令和5年度、京都社研の会長を務めさせていただくことになりました。歴史と伝統を引き継ぐことに職責の重さを感じつつ社会科を愛する会員の皆様と共に、社会科の学びを深めていく所存です。本研究会では、一貫して「子ども」を主語にした研究主題を設定し、自ら問題意識をもち、子ども一人一人の考え方を大切にした問題解決的な学習を通して、資質・能力を育んでいくことを大切にしてきました。その志を受け継ぎ、社会科を通して、子どもたちにこれからの社会を生きる力を付けていきたいと思います。どうぞよろしくお願いします。
5月に新型コロナウイルス感染症の法律上の位置付けが変わり、対面での活動が戻ってきました。そのような状況の中、夏季休業中に授業実践力向上講座が「学習問題って、どのようにつくればいいの?」をテーマに行われました。研修会場いっぱいの参加者で、社会科授業における学習問題に対する関心の高さを実感しました。模擬授業を通した学習問題づくりの実際では、教師の資料提示や発問など学習問題に向かうための社会的事象との出合いの工夫を具体的に学ぶことができました。学習問題が子どもの疑問文をつなぎ合わせた問題文づくりではなく、教師が意図的に設定するものであることを改めて確かめることができました。

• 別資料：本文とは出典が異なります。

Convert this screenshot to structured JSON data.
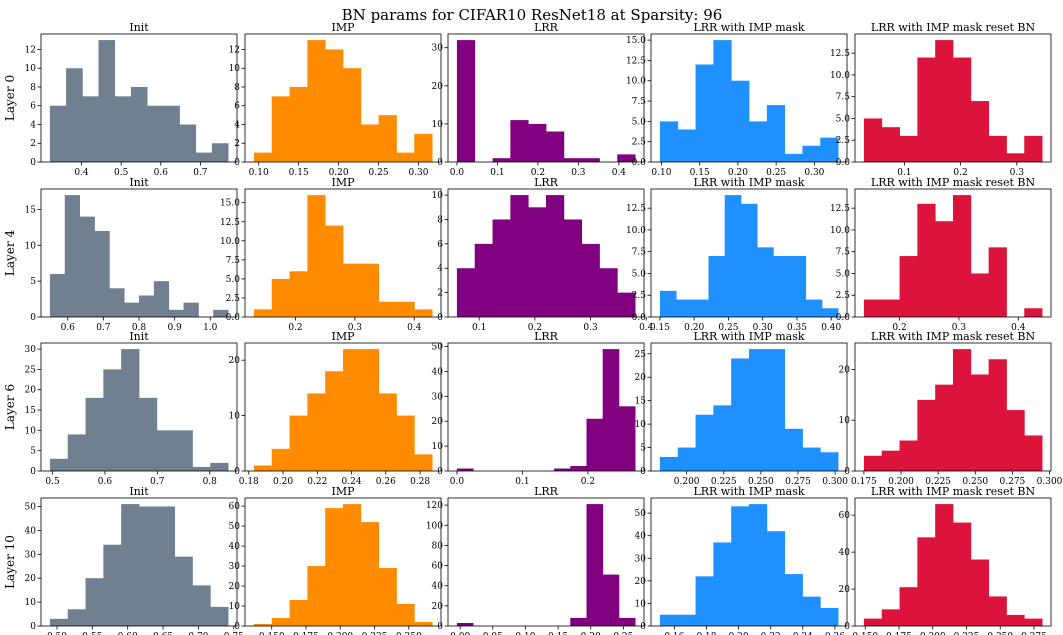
{
  "figure": {
    "title": "BN params for CIFAR10 ResNet18 at Sparsity: 96",
    "rows": [
      "Layer 0",
      "Layer 4",
      "Layer 6",
      "Layer 10"
    ],
    "columns": [
      "Init",
      "IMP",
      "LRR",
      "LRR with IMP mask",
      "LRR with IMP mask reset BN"
    ],
    "colors": [
      "#708090",
      "#ff8c00",
      "#800080",
      "#1e90ff",
      "#dc143c"
    ]
  },
  "chart_data": [
    {
      "type": "bar",
      "row": "Layer 0",
      "title": "Init",
      "bin_range": [
        0.32,
        0.77
      ],
      "counts": [
        6,
        10,
        7,
        13,
        7,
        8,
        6,
        6,
        4,
        1,
        2
      ],
      "xticks": [
        0.4,
        0.5,
        0.6,
        0.7
      ],
      "xticklabels": [
        "0.4",
        "0.5",
        "0.6",
        "0.7"
      ],
      "yticks": [
        0,
        2,
        4,
        6,
        8,
        10,
        12
      ],
      "yticklabels": [
        "0",
        "2",
        "4",
        "6",
        "8",
        "10",
        "12"
      ],
      "ylim": [
        0,
        13.65
      ]
    },
    {
      "type": "bar",
      "row": "Layer 0",
      "title": "IMP",
      "bin_range": [
        0.094,
        0.317
      ],
      "counts": [
        1,
        7,
        8,
        13,
        12,
        10,
        4,
        5,
        1,
        3
      ],
      "xticks": [
        0.1,
        0.15,
        0.2,
        0.25,
        0.3
      ],
      "xticklabels": [
        "0.10",
        "0.15",
        "0.20",
        "0.25",
        "0.30"
      ],
      "yticks": [
        0,
        2,
        4,
        6,
        8,
        10,
        12
      ],
      "yticklabels": [
        "0",
        "2",
        "4",
        "6",
        "8",
        "10",
        "12"
      ],
      "ylim": [
        0,
        13.65
      ]
    },
    {
      "type": "bar",
      "row": "Layer 0",
      "title": "LRR",
      "bin_range": [
        0.0,
        0.44
      ],
      "counts": [
        32,
        0,
        1,
        11,
        10,
        8,
        1,
        1,
        0,
        2
      ],
      "xticks": [
        0.0,
        0.1,
        0.2,
        0.3,
        0.4
      ],
      "xticklabels": [
        "0.0",
        "0.1",
        "0.2",
        "0.3",
        "0.4"
      ],
      "yticks": [
        0,
        10,
        20,
        30
      ],
      "yticklabels": [
        "0",
        "10",
        "20",
        "30"
      ],
      "ylim": [
        0,
        33.6
      ]
    },
    {
      "type": "bar",
      "row": "Layer 0",
      "title": "LRR with IMP mask",
      "bin_range": [
        0.098,
        0.331
      ],
      "counts": [
        5,
        4,
        12,
        15,
        10,
        5,
        7,
        1,
        2,
        3
      ],
      "xticks": [
        0.1,
        0.15,
        0.2,
        0.25,
        0.3
      ],
      "xticklabels": [
        "0.10",
        "0.15",
        "0.20",
        "0.25",
        "0.30"
      ],
      "yticks": [
        0,
        2.5,
        5,
        7.5,
        10,
        12.5,
        15
      ],
      "yticklabels": [
        "0.0",
        "2.5",
        "5.0",
        "7.5",
        "10.0",
        "12.5",
        "15.0"
      ],
      "ylim": [
        0,
        15.75
      ]
    },
    {
      "type": "bar",
      "row": "Layer 0",
      "title": "LRR with IMP mask reset BN",
      "bin_range": [
        0.028,
        0.345
      ],
      "counts": [
        5,
        4,
        3,
        12,
        14,
        12,
        7,
        3,
        1,
        3
      ],
      "xticks": [
        0.1,
        0.2,
        0.3
      ],
      "xticklabels": [
        "0.1",
        "0.2",
        "0.3"
      ],
      "yticks": [
        0,
        2.5,
        5,
        7.5,
        10,
        12.5
      ],
      "yticklabels": [
        "0.0",
        "2.5",
        "5.0",
        "7.5",
        "10.0",
        "12.5"
      ],
      "ylim": [
        0,
        14.7
      ]
    },
    {
      "type": "bar",
      "row": "Layer 4",
      "title": "Init",
      "bin_range": [
        0.55,
        1.05
      ],
      "counts": [
        6,
        17,
        14,
        12,
        4,
        2,
        3,
        5,
        1,
        2,
        0,
        1
      ],
      "xticks": [
        0.6,
        0.7,
        0.8,
        0.9,
        1.0
      ],
      "xticklabels": [
        "0.6",
        "0.7",
        "0.8",
        "0.9",
        "1.0"
      ],
      "yticks": [
        0,
        5,
        10,
        15
      ],
      "yticklabels": [
        "0",
        "5",
        "10",
        "15"
      ],
      "ylim": [
        0,
        17.85
      ]
    },
    {
      "type": "bar",
      "row": "Layer 4",
      "title": "IMP",
      "bin_range": [
        0.13,
        0.43
      ],
      "counts": [
        1,
        5,
        6,
        16,
        12,
        7,
        7,
        2,
        2,
        1
      ],
      "xticks": [
        0.2,
        0.3,
        0.4
      ],
      "xticklabels": [
        "0.2",
        "0.3",
        "0.4"
      ],
      "yticks": [
        0,
        2.5,
        5,
        7.5,
        10,
        12.5,
        15
      ],
      "yticklabels": [
        "0.0",
        "2.5",
        "5.0",
        "7.5",
        "10.0",
        "12.5",
        "15.0"
      ],
      "ylim": [
        0,
        16.8
      ]
    },
    {
      "type": "bar",
      "row": "Layer 4",
      "title": "LRR",
      "bin_range": [
        0.06,
        0.38
      ],
      "counts": [
        4,
        6,
        8,
        10,
        9,
        10,
        8,
        6,
        4,
        2
      ],
      "xticks": [
        0.1,
        0.2,
        0.3,
        0.4
      ],
      "xticklabels": [
        "0.1",
        "0.2",
        "0.3",
        "0.4"
      ],
      "yticks": [
        0,
        2,
        4,
        6,
        8,
        10
      ],
      "yticklabels": [
        "0",
        "2",
        "4",
        "6",
        "8",
        "10"
      ],
      "ylim": [
        0,
        10.5
      ]
    },
    {
      "type": "bar",
      "row": "Layer 4",
      "title": "LRR with IMP mask",
      "bin_range": [
        0.15,
        0.41
      ],
      "counts": [
        3,
        2,
        2,
        7,
        14,
        13,
        8,
        7,
        7,
        2,
        1
      ],
      "xticks": [
        0.15,
        0.2,
        0.25,
        0.3,
        0.35,
        0.4
      ],
      "xticklabels": [
        "0.15",
        "0.20",
        "0.25",
        "0.30",
        "0.35",
        "0.40"
      ],
      "yticks": [
        0,
        2.5,
        5,
        7.5,
        10,
        12.5
      ],
      "yticklabels": [
        "0.0",
        "2.5",
        "5.0",
        "7.5",
        "10.0",
        "12.5"
      ],
      "ylim": [
        0,
        14.7
      ]
    },
    {
      "type": "bar",
      "row": "Layer 4",
      "title": "LRR with IMP mask reset BN",
      "bin_range": [
        0.14,
        0.44
      ],
      "counts": [
        2,
        2,
        7,
        13,
        11,
        14,
        5,
        8,
        0,
        1
      ],
      "xticks": [
        0.2,
        0.3,
        0.4
      ],
      "xticklabels": [
        "0.2",
        "0.3",
        "0.4"
      ],
      "yticks": [
        0,
        2.5,
        5,
        7.5,
        10,
        12.5
      ],
      "yticklabels": [
        "0.0",
        "2.5",
        "5.0",
        "7.5",
        "10.0",
        "12.5"
      ],
      "ylim": [
        0,
        14.7
      ]
    },
    {
      "type": "bar",
      "row": "Layer 6",
      "title": "Init",
      "bin_range": [
        0.495,
        0.835
      ],
      "counts": [
        3,
        9,
        18,
        25,
        30,
        18,
        10,
        10,
        1,
        2
      ],
      "xticks": [
        0.5,
        0.6,
        0.7,
        0.8
      ],
      "xticklabels": [
        "0.5",
        "0.6",
        "0.7",
        "0.8"
      ],
      "yticks": [
        0,
        5,
        10,
        15,
        20,
        25,
        30
      ],
      "yticklabels": [
        "0",
        "5",
        "10",
        "15",
        "20",
        "25",
        "30"
      ],
      "ylim": [
        0,
        31.5
      ]
    },
    {
      "type": "bar",
      "row": "Layer 6",
      "title": "IMP",
      "bin_range": [
        0.183,
        0.287
      ],
      "counts": [
        1,
        4,
        10,
        14,
        18,
        22,
        22,
        14,
        10,
        3
      ],
      "xticks": [
        0.18,
        0.2,
        0.22,
        0.24,
        0.26,
        0.28
      ],
      "xticklabels": [
        "0.18",
        "0.20",
        "0.22",
        "0.24",
        "0.26",
        "0.28"
      ],
      "yticks": [
        0,
        10,
        20
      ],
      "yticklabels": [
        "0",
        "10",
        "20"
      ],
      "ylim": [
        0,
        23.1
      ]
    },
    {
      "type": "bar",
      "row": "Layer 6",
      "title": "LRR",
      "bin_range": [
        0.0,
        0.272
      ],
      "counts": [
        1,
        0,
        0,
        0,
        0,
        0,
        1,
        2,
        21,
        49,
        26
      ],
      "xticks": [
        0.0,
        0.1,
        0.2
      ],
      "xticklabels": [
        "0.0",
        "0.1",
        "0.2"
      ],
      "yticks": [
        0,
        10,
        20,
        30,
        40,
        50
      ],
      "yticklabels": [
        "0",
        "10",
        "20",
        "30",
        "40",
        "50"
      ],
      "ylim": [
        0,
        51.45
      ]
    },
    {
      "type": "bar",
      "row": "Layer 6",
      "title": "LRR with IMP mask",
      "bin_range": [
        0.182,
        0.302
      ],
      "counts": [
        3,
        5,
        12,
        14,
        24,
        26,
        26,
        9,
        5,
        4
      ],
      "xticks": [
        0.2,
        0.225,
        0.25,
        0.275,
        0.3
      ],
      "xticklabels": [
        "0.200",
        "0.225",
        "0.250",
        "0.275",
        "0.300"
      ],
      "yticks": [
        0,
        5,
        10,
        15,
        20,
        25
      ],
      "yticklabels": [
        "0",
        "5",
        "10",
        "15",
        "20",
        "25"
      ],
      "ylim": [
        0,
        27.3
      ]
    },
    {
      "type": "bar",
      "row": "Layer 6",
      "title": "LRR with IMP mask reset BN",
      "bin_range": [
        0.175,
        0.295
      ],
      "counts": [
        3,
        4,
        6,
        14,
        17,
        24,
        19,
        22,
        12,
        7
      ],
      "xticks": [
        0.175,
        0.2,
        0.225,
        0.25,
        0.275,
        0.3
      ],
      "xticklabels": [
        "0.175",
        "0.200",
        "0.225",
        "0.250",
        "0.275",
        "0.300"
      ],
      "yticks": [
        0,
        10,
        20
      ],
      "yticklabels": [
        "0",
        "10",
        "20"
      ],
      "ylim": [
        0,
        25.2
      ]
    },
    {
      "type": "bar",
      "row": "Layer 10",
      "title": "Init",
      "bin_range": [
        0.49,
        0.742
      ],
      "counts": [
        3,
        7,
        20,
        34,
        51,
        50,
        50,
        29,
        17,
        8
      ],
      "xticks": [
        0.5,
        0.55,
        0.6,
        0.65,
        0.7,
        0.75
      ],
      "xticklabels": [
        "0.50",
        "0.55",
        "0.60",
        "0.65",
        "0.70",
        "0.75"
      ],
      "yticks": [
        0,
        10,
        20,
        30,
        40,
        50
      ],
      "yticklabels": [
        "0",
        "10",
        "20",
        "30",
        "40",
        "50"
      ],
      "ylim": [
        0,
        53.55
      ]
    },
    {
      "type": "bar",
      "row": "Layer 10",
      "title": "IMP",
      "bin_range": [
        0.137,
        0.267
      ],
      "counts": [
        1,
        4,
        13,
        30,
        59,
        61,
        52,
        29,
        11,
        2
      ],
      "xticks": [
        0.15,
        0.175,
        0.2,
        0.225,
        0.25
      ],
      "xticklabels": [
        "0.150",
        "0.175",
        "0.200",
        "0.225",
        "0.250"
      ],
      "yticks": [
        0,
        10,
        20,
        30,
        40,
        50,
        60
      ],
      "yticklabels": [
        "0",
        "10",
        "20",
        "30",
        "40",
        "50",
        "60"
      ],
      "ylim": [
        0,
        64.05
      ]
    },
    {
      "type": "bar",
      "row": "Layer 10",
      "title": "LRR",
      "bin_range": [
        -0.005,
        0.268
      ],
      "counts": [
        3,
        0,
        0,
        0,
        0,
        0,
        0,
        8,
        121,
        51,
        8
      ],
      "xticks": [
        0.0,
        0.05,
        0.1,
        0.15,
        0.2,
        0.25
      ],
      "xticklabels": [
        "0.00",
        "0.05",
        "0.10",
        "0.15",
        "0.20",
        "0.25"
      ],
      "yticks": [
        0,
        20,
        40,
        60,
        80,
        100,
        120
      ],
      "yticklabels": [
        "0",
        "20",
        "40",
        "60",
        "80",
        "100",
        "120"
      ],
      "ylim": [
        0,
        127.05
      ]
    },
    {
      "type": "bar",
      "row": "Layer 10",
      "title": "LRR with IMP mask",
      "bin_range": [
        0.151,
        0.262
      ],
      "counts": [
        5,
        5,
        22,
        37,
        53,
        54,
        42,
        23,
        13,
        8
      ],
      "xticks": [
        0.16,
        0.18,
        0.2,
        0.22,
        0.24,
        0.26
      ],
      "xticklabels": [
        "0.16",
        "0.18",
        "0.20",
        "0.22",
        "0.24",
        "0.26"
      ],
      "yticks": [
        0,
        10,
        20,
        30,
        40,
        50
      ],
      "yticklabels": [
        "0",
        "10",
        "20",
        "30",
        "40",
        "50"
      ],
      "ylim": [
        0,
        56.7
      ]
    },
    {
      "type": "bar",
      "row": "Layer 10",
      "title": "LRR with IMP mask reset BN",
      "bin_range": [
        0.149,
        0.281
      ],
      "counts": [
        4,
        9,
        21,
        48,
        66,
        56,
        36,
        16,
        6,
        4
      ],
      "xticks": [
        0.15,
        0.175,
        0.2,
        0.225,
        0.25,
        0.275
      ],
      "xticklabels": [
        "0.150",
        "0.175",
        "0.200",
        "0.225",
        "0.250",
        "0.275"
      ],
      "yticks": [
        0,
        20,
        40,
        60
      ],
      "yticklabels": [
        "0",
        "20",
        "40",
        "60"
      ],
      "ylim": [
        0,
        69.3
      ]
    }
  ]
}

また、一日社研では、ポータル配信で島根大学大学院教育学研究科 教授 加藤 寿朗先生の講義「社会的な見方・考え方を働かせる社会科授業デザイン」を視聴しました。社会的な見方・考え方を働かせる学習のキーワードは「問い」でした。学習活動のスイッチとしての「問い」、社会科の中で必要とされる社会を読み解くための「問い」という問いの役割がまとめられていました。さらに、問題解決的な学習過程として「予想する」とともに「調べる課題をつくる」段階の大切さが強調されていました。子ども自身が学習の道筋をとらえ、今、何を調べ確かめようとしているのかを意識できるようにするということです。

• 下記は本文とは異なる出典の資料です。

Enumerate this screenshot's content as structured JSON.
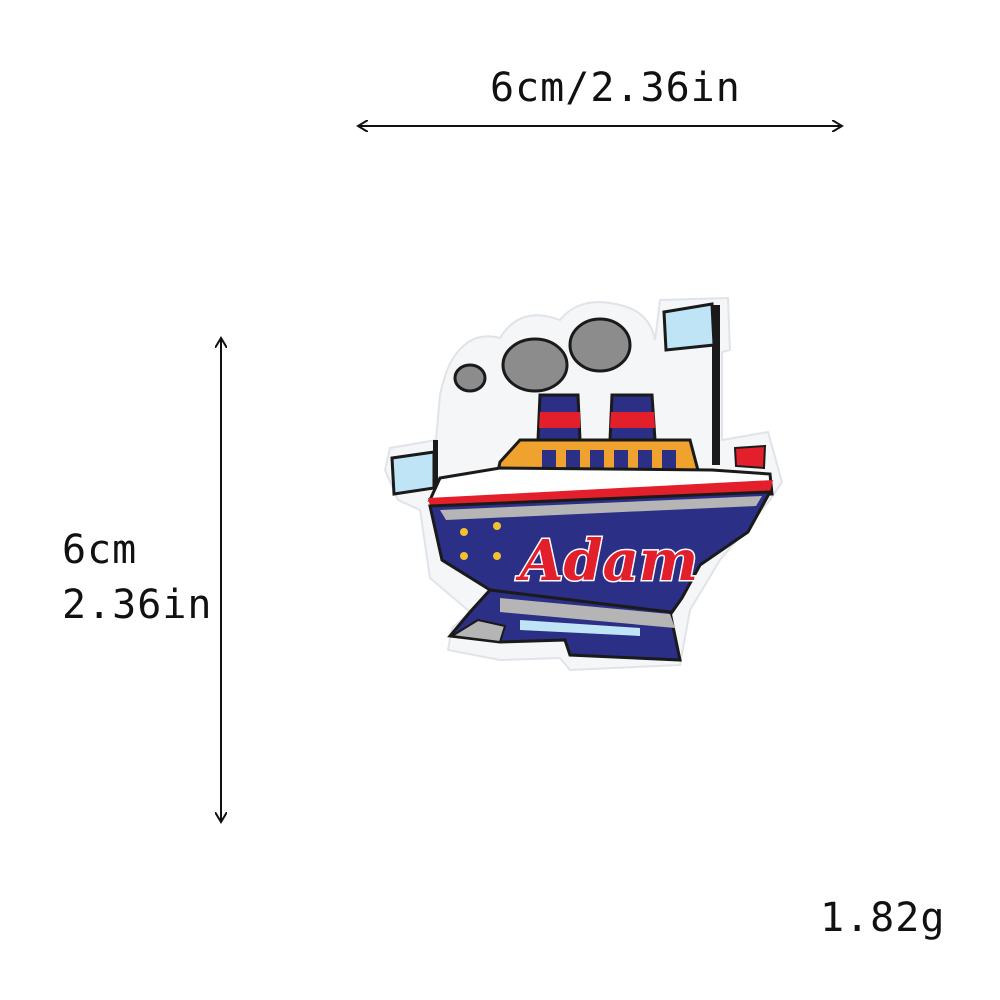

さらに、一日社研で研究部から提案された研究構想においても研究の視点として「学習問題の設定」と「見通しの充実」が掲げられています。子ども一人一人が問いを自分事とし、他者とのやり取りを通して自己調整しながら問題解決的な学習を展開することが多様化・複雑化する世の中で求められる社会科授業であると提案しています。

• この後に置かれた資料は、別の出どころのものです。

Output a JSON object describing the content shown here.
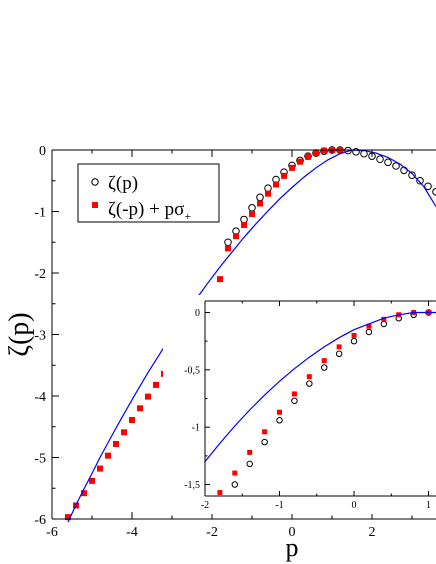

この夏の研修を通して示された問題解決的な学習の充実を図るための課題は、学習問題を含めた「問い」と「見通し」でした。これらは、教師の課題としても考えることができます。研究会員一人一人が研究会活動における課題を自分事と考え、問題意識をもち、よりよい解決に向けて話し合うことができるように努めていきます。令和8年度には、全小社研 京都大会を開催予定です。「見通し」もって準備を進め、京都の社会科学習を全国に発信できるよう研究会員の皆様のご協力をお願いいたします。